It was worthwhile for a look at a voice I knew little about, and for a reminder of a particular scene in the ’60s, but sad as well, not just for Ochs’s decline but for the repetition of the evil of the ’60s (JFK, Vietnam, civil rights, the Chicago convention, MLK, RFK), with the overthrow of Allende thrown in. There’s also lots of good music in here, and interesting discussions of the one-sided rivalry he had with Bob Dylan, whom he idolized. Here’s a clip from the move, of Ochs singing “When I’m Gone”:
In one period, he decided to travel the world and went to Chile just as Allende (a Marxist) was elected, and be befriended the protest singer Victor Jara. He eventually got to Africa, where he hit on the idea of recording in Kenya as a way to write off the trip. The song, Bwatue, has Ochs singing in Lingala (I think) and English and playing with Kenyan musicians in 1973:
He was later robbed in Dar es Salaam, in a strangulation attack that damaged his vocal cords and which he thought may have been planned by the CIA. Later that year, Allende was overthrown (CIA, again) and his friend Jara was tortured and killed, and this seemed to trigger a psychological break that resulted in heavy drinking, a personality change, and eventually death by his own hand.

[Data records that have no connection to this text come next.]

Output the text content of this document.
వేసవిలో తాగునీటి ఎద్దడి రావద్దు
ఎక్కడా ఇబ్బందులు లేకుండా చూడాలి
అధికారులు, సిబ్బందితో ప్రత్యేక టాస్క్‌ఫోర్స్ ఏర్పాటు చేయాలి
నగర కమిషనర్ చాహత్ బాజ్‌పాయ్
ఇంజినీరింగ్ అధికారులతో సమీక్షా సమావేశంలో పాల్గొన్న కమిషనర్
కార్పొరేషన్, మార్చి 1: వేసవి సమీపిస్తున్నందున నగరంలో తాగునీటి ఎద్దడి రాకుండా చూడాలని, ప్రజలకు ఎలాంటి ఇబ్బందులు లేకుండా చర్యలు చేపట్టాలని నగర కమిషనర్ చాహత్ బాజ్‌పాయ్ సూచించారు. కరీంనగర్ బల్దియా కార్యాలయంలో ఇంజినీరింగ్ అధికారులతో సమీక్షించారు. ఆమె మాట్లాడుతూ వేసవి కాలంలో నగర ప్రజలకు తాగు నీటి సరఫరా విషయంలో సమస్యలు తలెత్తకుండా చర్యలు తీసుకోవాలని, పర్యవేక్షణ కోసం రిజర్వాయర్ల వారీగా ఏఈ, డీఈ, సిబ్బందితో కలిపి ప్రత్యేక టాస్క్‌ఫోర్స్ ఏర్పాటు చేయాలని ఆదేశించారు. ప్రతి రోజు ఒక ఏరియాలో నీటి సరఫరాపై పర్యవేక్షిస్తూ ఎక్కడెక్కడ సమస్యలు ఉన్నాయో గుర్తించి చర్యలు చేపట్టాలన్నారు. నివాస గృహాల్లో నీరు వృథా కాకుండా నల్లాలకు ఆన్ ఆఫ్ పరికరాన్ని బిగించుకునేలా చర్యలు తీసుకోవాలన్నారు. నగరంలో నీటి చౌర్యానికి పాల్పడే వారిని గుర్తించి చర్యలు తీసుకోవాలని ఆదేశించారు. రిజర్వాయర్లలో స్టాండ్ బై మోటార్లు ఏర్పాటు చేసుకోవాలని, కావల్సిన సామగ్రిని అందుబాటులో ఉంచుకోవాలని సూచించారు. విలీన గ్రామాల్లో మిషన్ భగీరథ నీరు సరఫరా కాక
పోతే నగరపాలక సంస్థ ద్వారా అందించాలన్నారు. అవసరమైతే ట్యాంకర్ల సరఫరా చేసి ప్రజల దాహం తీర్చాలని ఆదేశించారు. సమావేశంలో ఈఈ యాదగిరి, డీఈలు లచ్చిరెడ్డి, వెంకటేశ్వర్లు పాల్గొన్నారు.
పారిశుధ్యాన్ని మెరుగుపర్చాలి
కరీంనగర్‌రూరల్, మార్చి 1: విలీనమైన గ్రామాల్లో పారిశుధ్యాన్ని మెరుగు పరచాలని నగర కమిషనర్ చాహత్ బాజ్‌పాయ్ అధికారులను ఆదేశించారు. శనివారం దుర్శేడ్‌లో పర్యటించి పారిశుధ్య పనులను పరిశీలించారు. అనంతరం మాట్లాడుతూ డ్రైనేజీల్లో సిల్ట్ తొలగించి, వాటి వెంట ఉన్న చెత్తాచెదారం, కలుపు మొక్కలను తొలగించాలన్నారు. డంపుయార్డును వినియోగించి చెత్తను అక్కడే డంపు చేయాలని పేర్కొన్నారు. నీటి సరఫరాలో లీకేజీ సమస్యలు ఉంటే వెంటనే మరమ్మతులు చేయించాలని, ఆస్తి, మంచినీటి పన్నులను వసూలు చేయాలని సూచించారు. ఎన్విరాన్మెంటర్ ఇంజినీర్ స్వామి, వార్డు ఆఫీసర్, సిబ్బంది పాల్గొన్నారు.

As a movie, it’s a well-done documentary (by his brother, Michael Ochs) with lots of footage from the news of the time and words from many of the usual suspects: Pete Seeger, Joan Baez, Tom Hayden, Abbie Hoffman, Jerry Rubin, Paul Krassner (who has not aged well), and Ochs’s daughter, Meegan, who gives Ochs some redemption. In addition, Jello Biafra, Christopher Hitchens, Sean Penn, and Billy Bragg show up to say pithy things for largely unknown reasons. Bragg is al least his moral descendent, and Biafra covered Ochs’s cynical “Love Me, I’m a Liberal,” and only made a few changes to make it current.